Come true

夢、将来の夢はなんですか?
その問いに対して目の前の原稿用紙は30分かかっても白紙のままだった。
そもそもまだこの世に生を受けて10何年ぐらいで大して何かに熱くなることもなく、ただただ生きてきた僕にとってこれはシンプルだが根が深い問題であって、45分の授業で書き足りるほど易しいものではなかったのだ。
結局1文字も書けないままチャイムが鳴って、来週までの課題になってしまった。

ぶっきらぼうに半分に折った原稿用紙をルーズリーフに入れると昇降口に向かう。
下駄箱でスニーカーを履いていると肩をトントンと叩かれ、振り返ると細い人差し指が頬を差した。
「なぁーに辛気臭い顔してんの?」
幼馴染でまさか高校まで一緒になるなんて、まさに腐れ縁である。
「今日の課題、何にも書けなかった。」
「あーね、私も何も書けなかったわ。」
「…将来の夢とか、よく分からないよなぁ。
 今生きてるだけで満足だよ俺は。」
「私は、あるけど書けなかった。
 勇気がなかった。」
「勇気?」
「うん、言霊ってあるでしょ?
 口にしたら後戻りできなくなっちゃうみたいで。」
いつもあっけらかんとしているのに、少しだけ陰ったように俯いて歩く彼女はらしくなくてムズムズした。

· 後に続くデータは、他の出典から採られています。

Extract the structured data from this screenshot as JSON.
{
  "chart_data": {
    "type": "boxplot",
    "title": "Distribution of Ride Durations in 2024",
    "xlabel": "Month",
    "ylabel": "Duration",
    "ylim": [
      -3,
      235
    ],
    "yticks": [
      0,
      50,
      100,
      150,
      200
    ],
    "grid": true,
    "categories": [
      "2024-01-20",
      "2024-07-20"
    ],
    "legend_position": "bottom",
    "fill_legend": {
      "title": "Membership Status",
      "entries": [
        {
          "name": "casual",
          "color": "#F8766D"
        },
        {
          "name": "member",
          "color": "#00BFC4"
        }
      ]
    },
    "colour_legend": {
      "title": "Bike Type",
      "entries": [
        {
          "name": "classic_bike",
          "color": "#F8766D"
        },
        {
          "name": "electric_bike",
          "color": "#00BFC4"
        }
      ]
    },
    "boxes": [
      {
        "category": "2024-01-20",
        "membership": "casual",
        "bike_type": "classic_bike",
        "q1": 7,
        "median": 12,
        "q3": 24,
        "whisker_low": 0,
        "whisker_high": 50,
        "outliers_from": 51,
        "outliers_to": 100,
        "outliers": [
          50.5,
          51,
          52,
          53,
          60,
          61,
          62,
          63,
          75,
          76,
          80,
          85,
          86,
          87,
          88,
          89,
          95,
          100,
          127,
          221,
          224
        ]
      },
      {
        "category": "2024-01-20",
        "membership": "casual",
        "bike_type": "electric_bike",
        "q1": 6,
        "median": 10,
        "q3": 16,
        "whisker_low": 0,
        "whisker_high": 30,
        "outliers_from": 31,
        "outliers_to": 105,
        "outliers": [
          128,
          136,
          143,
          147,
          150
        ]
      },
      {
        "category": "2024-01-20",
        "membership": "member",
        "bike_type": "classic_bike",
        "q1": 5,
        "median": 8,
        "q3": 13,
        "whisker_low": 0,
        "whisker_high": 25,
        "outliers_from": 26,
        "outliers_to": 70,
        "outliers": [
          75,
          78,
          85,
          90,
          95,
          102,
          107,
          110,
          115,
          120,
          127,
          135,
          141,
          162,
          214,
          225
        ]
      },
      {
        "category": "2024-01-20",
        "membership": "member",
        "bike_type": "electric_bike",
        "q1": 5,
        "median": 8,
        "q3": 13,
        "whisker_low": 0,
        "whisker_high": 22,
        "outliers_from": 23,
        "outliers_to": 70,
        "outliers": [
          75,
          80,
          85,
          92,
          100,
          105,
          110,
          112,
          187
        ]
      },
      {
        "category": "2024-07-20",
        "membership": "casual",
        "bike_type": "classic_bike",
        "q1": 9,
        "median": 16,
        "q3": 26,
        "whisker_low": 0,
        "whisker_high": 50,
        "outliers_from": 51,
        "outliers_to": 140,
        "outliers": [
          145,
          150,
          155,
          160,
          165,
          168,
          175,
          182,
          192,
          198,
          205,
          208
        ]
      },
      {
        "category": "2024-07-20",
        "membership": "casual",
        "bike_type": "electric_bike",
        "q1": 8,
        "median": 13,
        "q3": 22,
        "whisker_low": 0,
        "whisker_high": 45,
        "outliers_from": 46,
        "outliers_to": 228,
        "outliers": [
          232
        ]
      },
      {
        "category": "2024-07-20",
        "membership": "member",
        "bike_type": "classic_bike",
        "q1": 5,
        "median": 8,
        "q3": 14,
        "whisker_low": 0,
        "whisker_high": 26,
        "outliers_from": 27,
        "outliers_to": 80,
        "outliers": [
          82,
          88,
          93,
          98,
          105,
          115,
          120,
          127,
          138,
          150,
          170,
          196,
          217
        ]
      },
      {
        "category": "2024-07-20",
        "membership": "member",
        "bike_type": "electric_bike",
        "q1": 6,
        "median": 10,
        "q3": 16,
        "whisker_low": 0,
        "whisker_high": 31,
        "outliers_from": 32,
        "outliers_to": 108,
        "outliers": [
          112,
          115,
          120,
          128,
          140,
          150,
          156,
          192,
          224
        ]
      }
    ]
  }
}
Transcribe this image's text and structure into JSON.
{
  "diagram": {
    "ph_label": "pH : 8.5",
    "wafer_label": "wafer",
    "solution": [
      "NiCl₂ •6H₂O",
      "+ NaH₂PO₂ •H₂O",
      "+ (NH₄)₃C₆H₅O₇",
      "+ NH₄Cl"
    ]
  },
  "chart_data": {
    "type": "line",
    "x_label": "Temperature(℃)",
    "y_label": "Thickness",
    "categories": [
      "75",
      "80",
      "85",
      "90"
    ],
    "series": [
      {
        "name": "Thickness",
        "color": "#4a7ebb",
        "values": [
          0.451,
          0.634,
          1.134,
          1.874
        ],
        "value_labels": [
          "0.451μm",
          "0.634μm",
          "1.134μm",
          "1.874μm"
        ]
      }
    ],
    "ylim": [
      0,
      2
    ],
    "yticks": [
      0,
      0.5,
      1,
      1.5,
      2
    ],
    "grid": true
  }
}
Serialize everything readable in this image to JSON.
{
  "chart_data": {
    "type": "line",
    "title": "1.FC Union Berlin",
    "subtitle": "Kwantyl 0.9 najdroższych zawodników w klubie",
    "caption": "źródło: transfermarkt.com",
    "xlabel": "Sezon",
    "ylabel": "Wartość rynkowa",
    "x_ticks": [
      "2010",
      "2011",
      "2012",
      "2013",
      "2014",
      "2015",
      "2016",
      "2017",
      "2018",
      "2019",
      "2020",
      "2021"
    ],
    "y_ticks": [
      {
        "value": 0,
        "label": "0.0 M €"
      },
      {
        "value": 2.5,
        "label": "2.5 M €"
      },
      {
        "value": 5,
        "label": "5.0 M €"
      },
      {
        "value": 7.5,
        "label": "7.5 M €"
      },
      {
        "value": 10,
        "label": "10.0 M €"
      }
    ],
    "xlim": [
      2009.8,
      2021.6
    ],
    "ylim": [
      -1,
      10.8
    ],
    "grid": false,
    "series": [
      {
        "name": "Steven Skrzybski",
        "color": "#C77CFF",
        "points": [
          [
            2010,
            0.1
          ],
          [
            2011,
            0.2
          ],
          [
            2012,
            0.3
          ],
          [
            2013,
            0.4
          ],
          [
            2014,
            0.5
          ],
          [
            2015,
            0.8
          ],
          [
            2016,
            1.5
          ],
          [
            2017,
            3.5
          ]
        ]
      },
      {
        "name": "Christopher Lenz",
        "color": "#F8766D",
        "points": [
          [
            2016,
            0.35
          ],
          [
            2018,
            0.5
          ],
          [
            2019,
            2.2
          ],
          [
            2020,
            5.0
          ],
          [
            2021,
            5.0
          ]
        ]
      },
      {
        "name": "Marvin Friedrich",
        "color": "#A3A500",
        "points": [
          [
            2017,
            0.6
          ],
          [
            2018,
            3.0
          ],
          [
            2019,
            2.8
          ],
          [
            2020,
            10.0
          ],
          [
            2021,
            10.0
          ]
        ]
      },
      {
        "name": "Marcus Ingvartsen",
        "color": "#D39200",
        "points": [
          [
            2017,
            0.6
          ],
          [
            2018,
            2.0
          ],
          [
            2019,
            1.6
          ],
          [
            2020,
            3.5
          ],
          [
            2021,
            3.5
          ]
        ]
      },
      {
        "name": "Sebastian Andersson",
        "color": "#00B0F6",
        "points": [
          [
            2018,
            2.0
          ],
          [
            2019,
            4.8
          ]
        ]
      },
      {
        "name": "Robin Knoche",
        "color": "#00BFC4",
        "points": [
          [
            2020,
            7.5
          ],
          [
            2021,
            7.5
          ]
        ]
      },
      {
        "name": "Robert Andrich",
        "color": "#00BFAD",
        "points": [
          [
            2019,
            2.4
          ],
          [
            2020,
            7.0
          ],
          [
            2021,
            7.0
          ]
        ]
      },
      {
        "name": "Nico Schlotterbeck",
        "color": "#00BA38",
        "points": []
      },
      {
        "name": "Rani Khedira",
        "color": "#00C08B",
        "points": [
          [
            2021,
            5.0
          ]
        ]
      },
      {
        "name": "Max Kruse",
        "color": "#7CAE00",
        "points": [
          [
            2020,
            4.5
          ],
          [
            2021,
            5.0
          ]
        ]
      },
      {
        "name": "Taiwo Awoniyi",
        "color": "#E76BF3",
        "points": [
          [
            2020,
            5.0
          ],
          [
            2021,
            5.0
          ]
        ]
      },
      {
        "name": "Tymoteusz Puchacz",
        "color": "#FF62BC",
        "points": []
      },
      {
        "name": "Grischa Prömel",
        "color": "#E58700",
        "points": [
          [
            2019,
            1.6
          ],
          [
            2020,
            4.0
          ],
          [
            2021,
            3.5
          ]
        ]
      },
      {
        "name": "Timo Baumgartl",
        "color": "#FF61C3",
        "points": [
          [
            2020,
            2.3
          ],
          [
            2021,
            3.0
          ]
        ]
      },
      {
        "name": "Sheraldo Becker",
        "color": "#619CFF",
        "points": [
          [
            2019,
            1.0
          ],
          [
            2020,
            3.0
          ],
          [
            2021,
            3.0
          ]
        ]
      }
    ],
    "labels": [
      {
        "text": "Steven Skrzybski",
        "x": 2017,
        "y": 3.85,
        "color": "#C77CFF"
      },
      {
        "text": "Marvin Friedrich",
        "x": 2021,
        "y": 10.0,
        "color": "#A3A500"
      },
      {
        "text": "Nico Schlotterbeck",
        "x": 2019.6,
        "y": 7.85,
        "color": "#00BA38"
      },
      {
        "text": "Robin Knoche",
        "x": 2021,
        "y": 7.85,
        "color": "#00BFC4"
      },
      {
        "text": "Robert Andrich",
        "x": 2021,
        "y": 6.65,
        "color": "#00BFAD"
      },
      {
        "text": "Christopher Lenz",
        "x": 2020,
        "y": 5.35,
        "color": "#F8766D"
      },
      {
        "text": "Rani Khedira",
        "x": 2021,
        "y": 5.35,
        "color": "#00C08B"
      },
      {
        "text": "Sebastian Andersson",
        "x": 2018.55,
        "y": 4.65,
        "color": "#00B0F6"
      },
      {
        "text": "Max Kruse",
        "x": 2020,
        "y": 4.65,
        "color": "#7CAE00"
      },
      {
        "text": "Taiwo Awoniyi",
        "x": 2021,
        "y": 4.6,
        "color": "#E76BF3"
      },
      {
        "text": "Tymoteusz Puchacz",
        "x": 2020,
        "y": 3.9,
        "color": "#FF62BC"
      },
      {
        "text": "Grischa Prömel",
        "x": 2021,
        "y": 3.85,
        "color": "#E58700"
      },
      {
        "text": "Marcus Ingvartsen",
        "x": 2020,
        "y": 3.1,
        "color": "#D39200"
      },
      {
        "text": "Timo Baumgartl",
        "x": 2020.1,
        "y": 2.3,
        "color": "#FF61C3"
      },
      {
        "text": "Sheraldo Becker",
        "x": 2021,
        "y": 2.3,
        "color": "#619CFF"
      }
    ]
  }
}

自分の夢が見つからないことよりも、あの顔が忘れられなくてその晩は眠れず、布団に入ったまま真っ暗な天井を見上げていたら急に電話がかかってきた。
誰からかはわかっていた。
「…まだ起きてる?」
「寝てたら電話出てないよ。」
「あのね、私の夢ね、バレエのダンサーになりたいの。」
小さな頃から近所のスクールに通っていて、最近はめっきりだけどコンテストも見に行ったこともあって、どれだけの想いで打ち込んでいるのかは僕も知っていた。
「いいじゃん、夢あるじゃん。」
「でもね、言葉にするのが怖くて。
 でもね、やっぱり叶えたい夢だから、口にしてみることにした。」
そこからは堰を切ったように将来の展望や野望を小一時間語って、すっきりしたような面持ちが声から想像できるぐらい声の色が変わっていた。
「…すっきりした?」
「…うん、まだ怖いけど、こうして話せたからまずは第一歩かな?」
「詳しい事はわかんないけどさ、きっと叶うって、俺は信じてるよ。」
「ほんま?」
リラックスすると両親の影響から体に染み付いた方言が出てくる、僕が知ってる彼女の癖だ。
「うん、嘘じゃない。
 俺と違って、ちゃんと夢があって、叶えられる力もあるんだから。
 大丈夫、きっとやれるよ。」
空っぽの心から振り絞るように、彼女に届けられる精一杯の言葉を紡ぐ。
「ありがと、私もう少し真っ正面から向き合ってみる。」
そうして電話は切れた。

夢なんて、叶うか叶わないかはきっとほんの些細な何かで決まるもんだと思う。
今ならそう思う。
そのほんの些細になるのは、出来事であったり、言葉であったり、人それぞれで。
僕の言葉がもし、その些細な何かになるなら、きっとそれは彼女のためにできる精一杯だと思った夜だった。
僕?僕は結局まっさらな原稿用紙をなんとかでまかせで埋めて提出した。
そのあとは特に、何か大きなこともなく、普通に働いて、普通に生活をしている。
僕は夢もなかったから、叶わなかった悔しさも、叶った嬉しさも経験しなかった。

で、今僕は初めての海外旅行へ向かう飛行機の中だ。
僕の夢はなかったし、だから叶うことも叶わないこともなかった。
でも、あの日あの時届けと念じたそれは、どうやら実を結んだらしい。
もう最後に会ったのは何年前だろう。
唐突にチケットと短い手紙が送られてきて、僕は彼女が夢への第一歩を踏み出したことを知った。
僕はそれを見届けるために、初めてパスポートを作って慣れない国際線に乗って遥々遠い場所へと向かっている。
言葉にできない胸のざわめきが滑走路を走る飛行機の音にかき消されて、気付けば夜空に溶け込んでいった。
真っ暗闇に散らばった星々に僕は密やかに胸を高鳴らせていた。